Era um velho como
qualquer outro; eu simplesmente joguei a moeda perto do chapéu, sem nem ao
menos mudar o trote. Me olhou com um agradecimento sincero no fundo dos olhos.
Tinha feridas nas pernas, pelo que não andava; ficava sentado ao pé da escadaria
da igreja, na busca de uma ou outra moeda, de um ou outro fiel. Era perto de
uma da tarde; e lembro-me bem que, às cinco e meia, quando já voltava do meu
destino, o velho me olhou e me lembrou, e disse: “Obrigado”. Percebi que me
falava da moeda, e notei que era a única que angariara durante todo o dia, a
despeito das missas que estavam cheias por causa do natal. Era domingo, véspera
de natal.
Não sei por que estou
contando esta história; não é uma história alegre. Mas nem todas as histórias
de natal têm que ser, afinal de contas. Sei que senti uma tristeza profunda de
ver que ninguém tinha se comovido com o velho pobre, apesar de muita gente ter
ido comemorar o aniversário do Cristo. Senti muita pena, principalmente por ver
que Deus, no dia maior do seu maior Filho, houvera reservado tal presente ao
velho, que nascera para sofrer no mundo de hipócritas que este próprio Deus
criara. E, ao mesmo tempo, senti também uma profunda alegria, por ter a certeza
de que, de certa maneira, fui o mensageiro de um pouco mais de esperança ao
velho; que, por causa do meu real, ele poderia comer alguma coisa no natal. E,
ao fim das contas, agradeceria também a Deus, pela moeda que um môço lhe jogou,
pela tarde. Fui para casa e me senti feliz.
Mas chegou o natal, e
eu, que não sou lá muito de sair de casa, me vi obrigado a alguns passeios,
para saudar os poucos que me queriam bem. Passei pelo velho, que estava
deitado; joguei-lhe outra moeda, desta vez dentro da aba do chapéu. Olhei para
o povo que, apressado para a missa, pulava as pernas estendidas do velho com
certa repugna. “Hipócritas”, refleti. Lá o velho permaneceu, às portas da casa
de Deus, mas sem ninguém a desejar sua presença lá dentro.
Os cumprimentos foram
breves e logo tomei novamente o rumo de casa. Desta vez não havia o velho:
havia um corpo envolto num saco preto; alguns funcionários da prefeitura por
perto. Vieram retirar o corpo de um mendigo que morrera de fome durante a
noite, ali mesmo. O padre logo mandou chamá-los; não ficava bem um velho morto
na porta da igreja, justo no dia do natal. Olhei o chapéu do velho, ainda no
chão, e não vi a minha moeda. Olhei para a igreja. Pensei no padre que jamais
se preocupara com o velho, em vida; lembrei do povo que pulava o velho com
nojo. Pensei em Deus, que tirara a vida do velho, vida que lhe deu sem porquê.

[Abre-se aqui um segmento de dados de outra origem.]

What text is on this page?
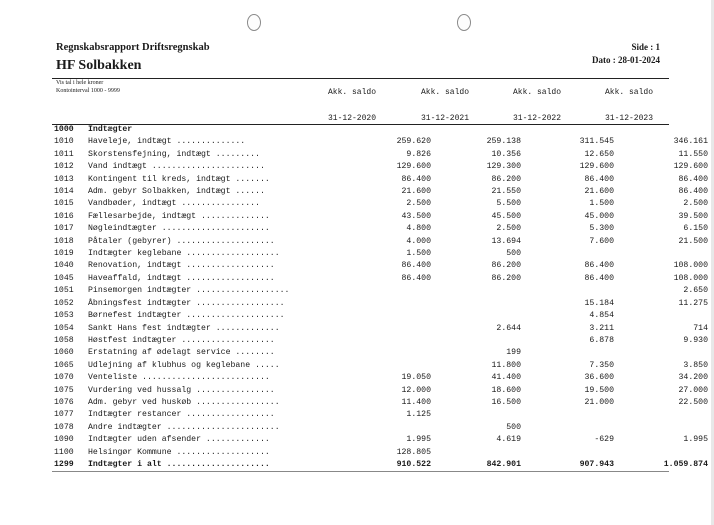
Regnskabsrapport Driftsregnskab
HF Solbakken
Vis tal i hele kroner
Kontointerval 1000 - 9999
Side : 1
Dato : 28-01-2024
Akk. saldo	Akk. saldo	Akk. saldo	Akk. saldo
31-12-2020	31-12-2021	31-12-2022	31-12-2023
1000	Indtægter				
1010	Haveleje, indtægt ..............	259.620	259.138	311.545	346.161
1011	Skorstensfejning, indtægt .........	9.826	10.356	12.650	11.550
1012	Vand indtægt .......................	129.600	129.300	129.600	129.600
1013	Kontingent til kreds, indtægt .......	86.400	86.200	86.400	86.400
1014	Adm. gebyr Solbakken, indtægt ......	21.600	21.550	21.600	86.400
1015	Vandbøder, indtægt ................	2.500	5.500	1.500	2.500
1016	Fællesarbejde, indtægt ..............	43.500	45.500	45.000	39.500
1017	Nøgleindtægter ......................	4.800	2.500	5.300	6.150
1018	Påtaler (gebyrer) ....................	4.000	13.694	7.600	21.500
1019	Indtægter keglebane ...................	1.500	500		
1040	Renovation, indtægt ..................	86.400	86.200	86.400	108.000
1045	Haveaffald, indtægt ..................	86.400	86.200	86.400	108.000
1051	Pinsemorgen indtægter ...................				2.650
1052	Åbningsfest indtægter ..................			15.184	11.275
1053	Børnefest indtægter ....................			4.854	
1054	Sankt Hans fest indtægter .............		2.644	3.211	714
1058	Høstfest indtægter ...................			6.878	9.930
1060	Erstatning af ødelagt service ........		199		
1065	Udlejning af klubhus og keglebane .....		11.800	7.350	3.850
1070	Venteliste ..........................	19.050	41.400	36.600	34.200
1075	Vurdering ved hussalg ................	12.000	18.600	19.500	27.000
1076	Adm. gebyr ved huskøb .................	11.400	16.500	21.000	22.500
1077	Indtægter restancer ..................	1.125			
1078	Andre indtægter .......................		500		
1090	Indtægter uden afsender .............	1.995	4.619	-629	1.995
1100	Helsingør Kommune ...................	128.805			
1299	Indtægter i alt .....................	910.522	842.901	907.943	1.059.874
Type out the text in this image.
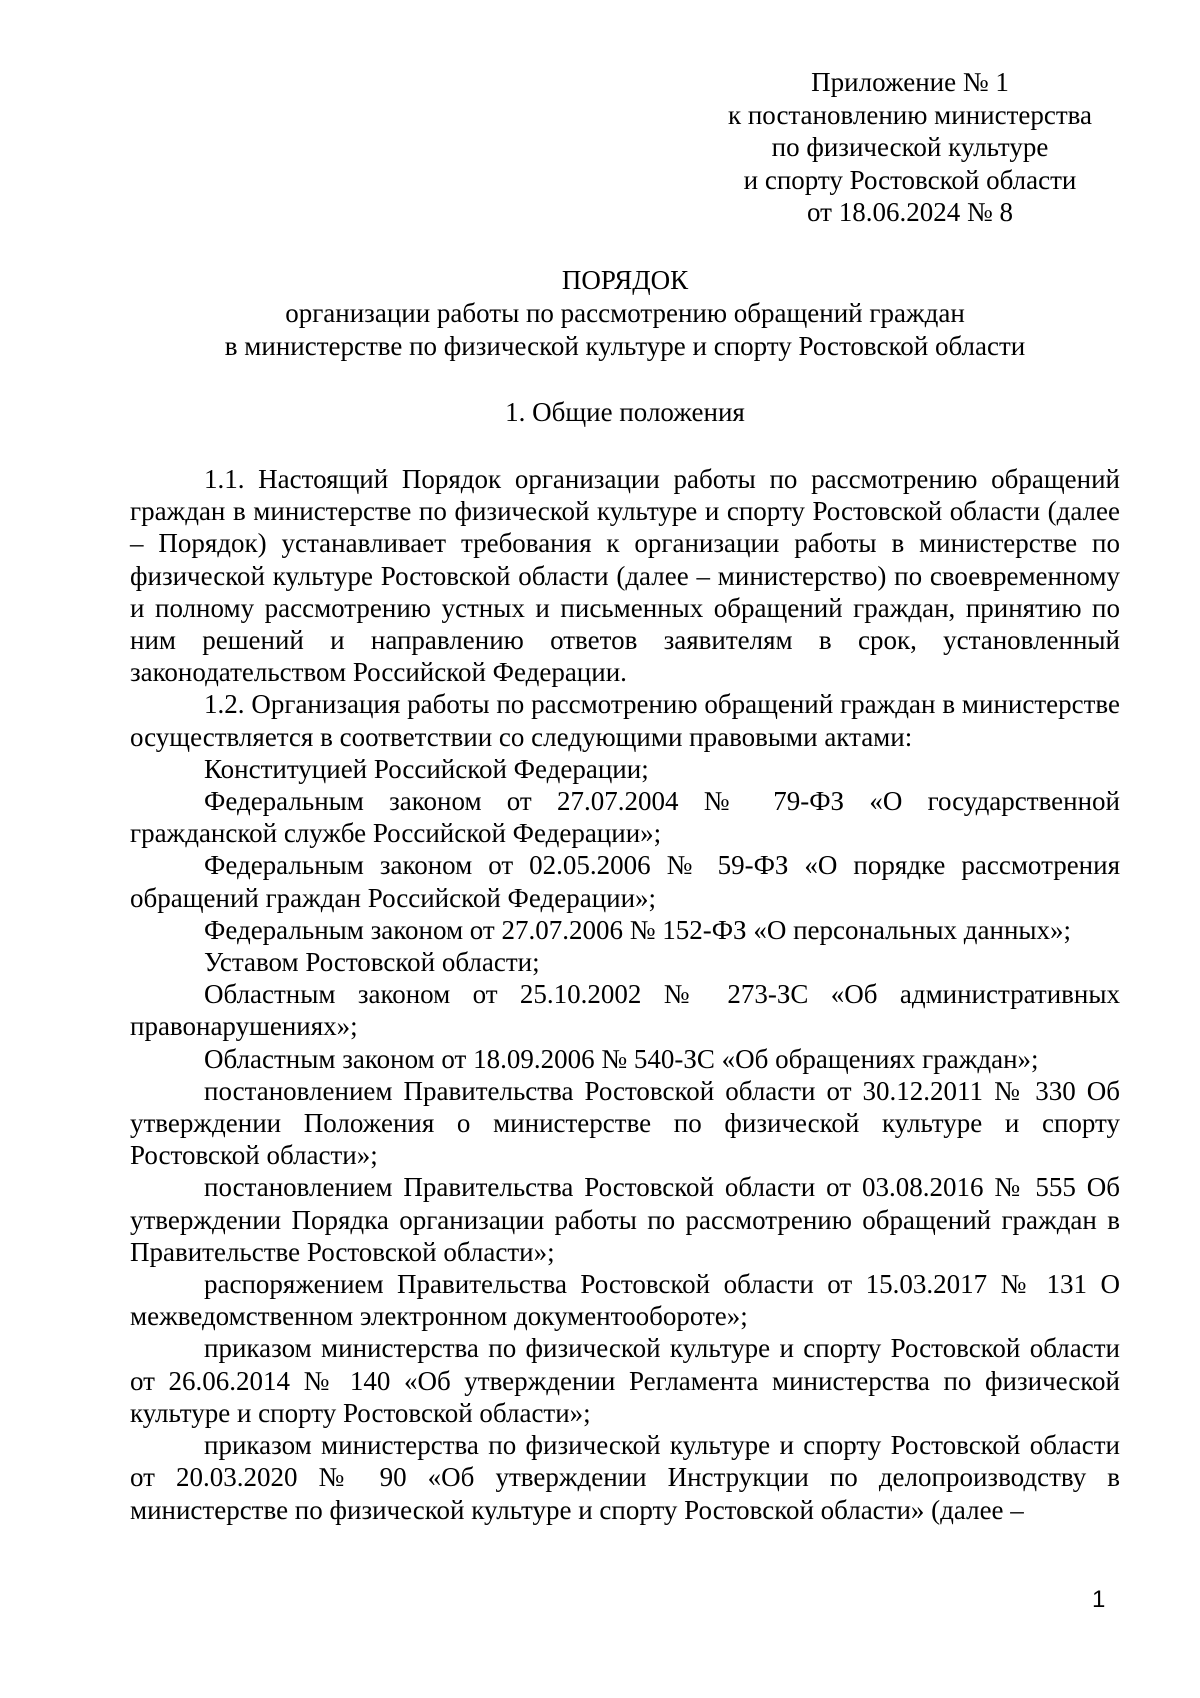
Приложение № 1
к постановлению министерства
по физической культуре
и спорту Ростовской области
от 18.06.2024 № 8
ПОРЯДОК
организации работы по рассмотрению обращений граждан
в министерстве по физической культуре и спорту Ростовской области
1. Общие положения

1.1. Настоящий Порядок организации работы по рассмотрению обращений граждан в министерстве по физической культуре и спорту Ростовской области (далее – Порядок) устанавливает требования к организации работы в министерстве по физической культуре Ростовской области (далее – министерство) по своевременному и полному рассмотрению устных и письменных обращений граждан, принятию по ним решений и направлению ответов заявителям в срок, установленный законодательством Российской Федерации.

1.2. Организация работы по рассмотрению обращений граждан в министерстве осуществляется в соответствии со следующими правовыми актами:

Конституцией Российской Федерации;

Федеральным законом от 27.07.2004 № 79-ФЗ «О государственной гражданской службе Российской Федерации»;

Федеральным законом от 02.05.2006 № 59-ФЗ «О порядке рассмотрения обращений граждан Российской Федерации»;

Федеральным законом от 27.07.2006 № 152-ФЗ «О персональных данных»;

Уставом Ростовской области;

Областным законом от 25.10.2002 № 273-ЗС «Об административных правонарушениях»;

Областным законом от 18.09.2006 № 540-ЗС «Об обращениях граждан»;

постановлением Правительства Ростовской области от 30.12.2011 № 330 Об утверждении Положения о министерстве по физической культуре и спорту Ростовской области»;

постановлением Правительства Ростовской области от 03.08.2016 № 555 Об утверждении Порядка организации работы по рассмотрению обращений граждан в Правительстве Ростовской области»;

распоряжением Правительства Ростовской области от 15.03.2017 № 131 О межведомственном электронном документообороте»;

приказом министерства по физической культуре и спорту Ростовской области от 26.06.2014 № 140 «Об утверждении Регламента министерства по физической культуре и спорту Ростовской области»;

приказом министерства по физической культуре и спорту Ростовской области от 20.03.2020 № 90 «Об утверждении Инструкции по делопроизводству в министерстве по физической культуре и спорту Ростовской области» (далее –

1
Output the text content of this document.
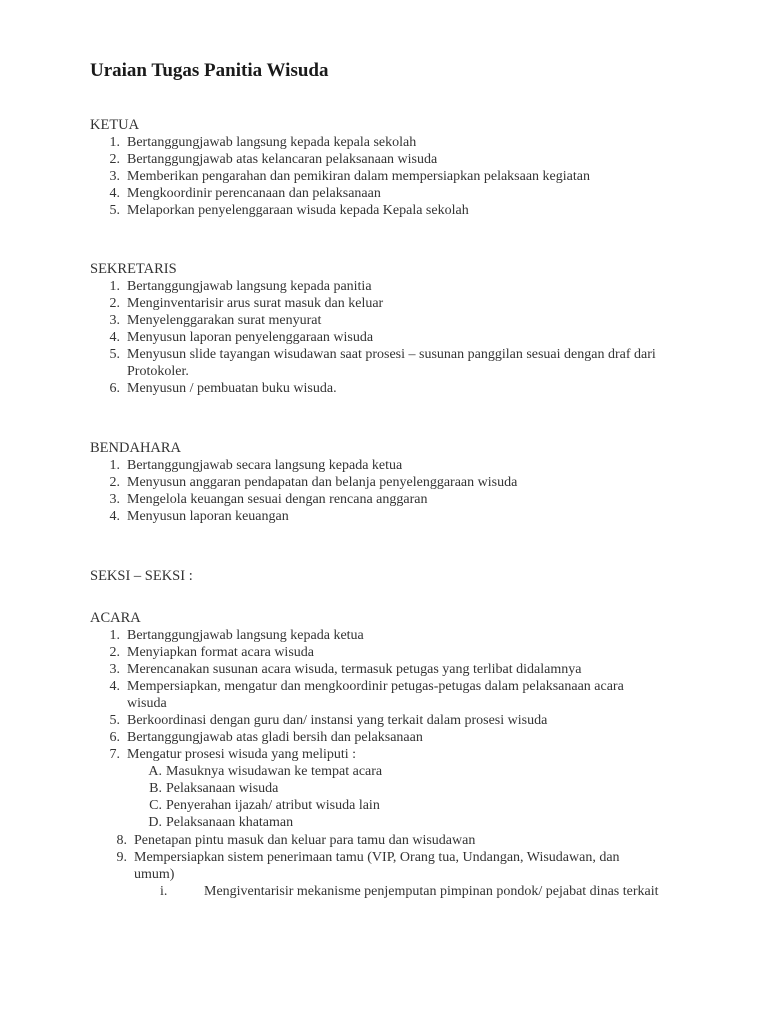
Uraian Tugas Panitia Wisuda
KETUA
1. Bertanggungjawab langsung kepada kepala sekolah
2. Bertanggungjawab atas kelancaran pelaksanaan wisuda
3. Memberikan pengarahan dan pemikiran dalam mempersiapkan pelaksaan kegiatan
4. Mengkoordinir perencanaan dan pelaksanaan
5. Melaporkan penyelenggaraan wisuda kepada Kepala sekolah
SEKRETARIS
1. Bertanggungjawab langsung kepada panitia
2. Menginventarisir arus surat masuk dan keluar
3. Menyelenggarakan surat menyurat
4. Menyusun laporan penyelenggaraan wisuda
5. Menyusun slide tayangan wisudawan saat prosesi – susunan panggilan sesuai dengan draf dari
Protokoler.
6. Menyusun / pembuatan buku wisuda.
BENDAHARA
1. Bertanggungjawab secara langsung kepada ketua
2. Menyusun anggaran pendapatan dan belanja penyelenggaraan wisuda
3. Mengelola keuangan sesuai dengan rencana anggaran
4. Menyusun laporan keuangan
SEKSI – SEKSI :
ACARA
1. Bertanggungjawab langsung kepada ketua
2. Menyiapkan format acara wisuda
3. Merencanakan susunan acara wisuda, termasuk petugas yang terlibat didalamnya
4. Mempersiapkan, mengatur dan mengkoordinir petugas-petugas dalam pelaksanaan acara
wisuda
5. Berkoordinasi dengan guru dan/ instansi yang terkait dalam prosesi wisuda
6. Bertanggungjawab atas gladi bersih dan pelaksanaan
7. Mengatur prosesi wisuda yang meliputi :
A. Masuknya wisudawan ke tempat acara
B. Pelaksanaan wisuda
C. Penyerahan ijazah/ atribut wisuda lain
D. Pelaksanaan khataman
8. Penetapan pintu masuk dan keluar para tamu dan wisudawan
9. Mempersiapkan sistem penerimaan tamu (VIP, Orang tua, Undangan, Wisudawan, dan
umum)
i.	Mengiventarisir mekanisme penjemputan pimpinan pondok/ pejabat dinas terkait
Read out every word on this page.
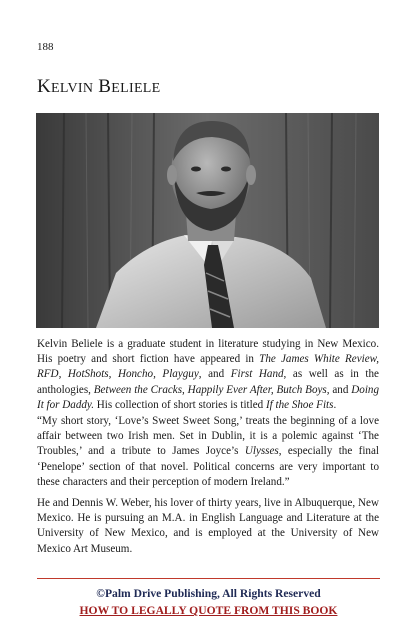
188
KELVIN BELIELE

Kelvin Beliele is a graduate student in literature studying in New Mexico. His poetry and short fiction have appeared in The James White Review, RFD, HotShots, Honcho, Playguy, and First Hand, as well as in the anthologies, Between the Cracks, Happily Ever After, Butch Boys, and Doing It for Daddy. His collection of short stories is titled If the Shoe Fits.

“My short story, ‘Love’s Sweet Sweet Song,’ treats the beginning of a love affair between two Irish men. Set in Dublin, it is a polemic against ‘The Troubles,’ and a tribute to James Joyce’s Ulysses, especially the final ‘Penelope’ section of that novel. Political concerns are very important to these characters and their perception of modern Ireland.”

He and Dennis W. Weber, his lover of thirty years, live in Albuquerque, New Mexico. He is pursuing an M.A. in English Language and Literature at the University of New Mexico, and is employed at the University of New Mexico Art Museum.

©Palm Drive Publishing, All Rights Reserved
HOW TO LEGALLY QUOTE FROM THIS BOOK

Me peguei dizendo: “Hipócrita”; e até hoje não descobri se eu falava do padre,
do povo, de Deus ou de mim.
Foi um natal triste; não
porque o velho fosse meu amigo, nem tampouco conhecido; e pode ser até que ele
tenha gastado meu real em uma dose de aguardente; não importa. Rezei ao velho,
à noite, e novamente me surpreendi pensando qual a vantagem de orar a Deus pelo
velho; o mesmo Deus que lhe tirava a vida. Mas acabei por crer que era,
certamente, o mesmo Deus que lhe abriria as portas de Sua verdadeira casa. Nem
todos os natais são alegres, como nem todas as histórias o são. A verdadeira
importância, na vida, está em descobrir o sentido da vida nestas pequenas
passagens, que, por si só, não são tristes nem alegres: nós é que lhes
extraímos uma ou outra lição.
Tiago Bianchini Fidalgo, 26 de dezembro, 2.000.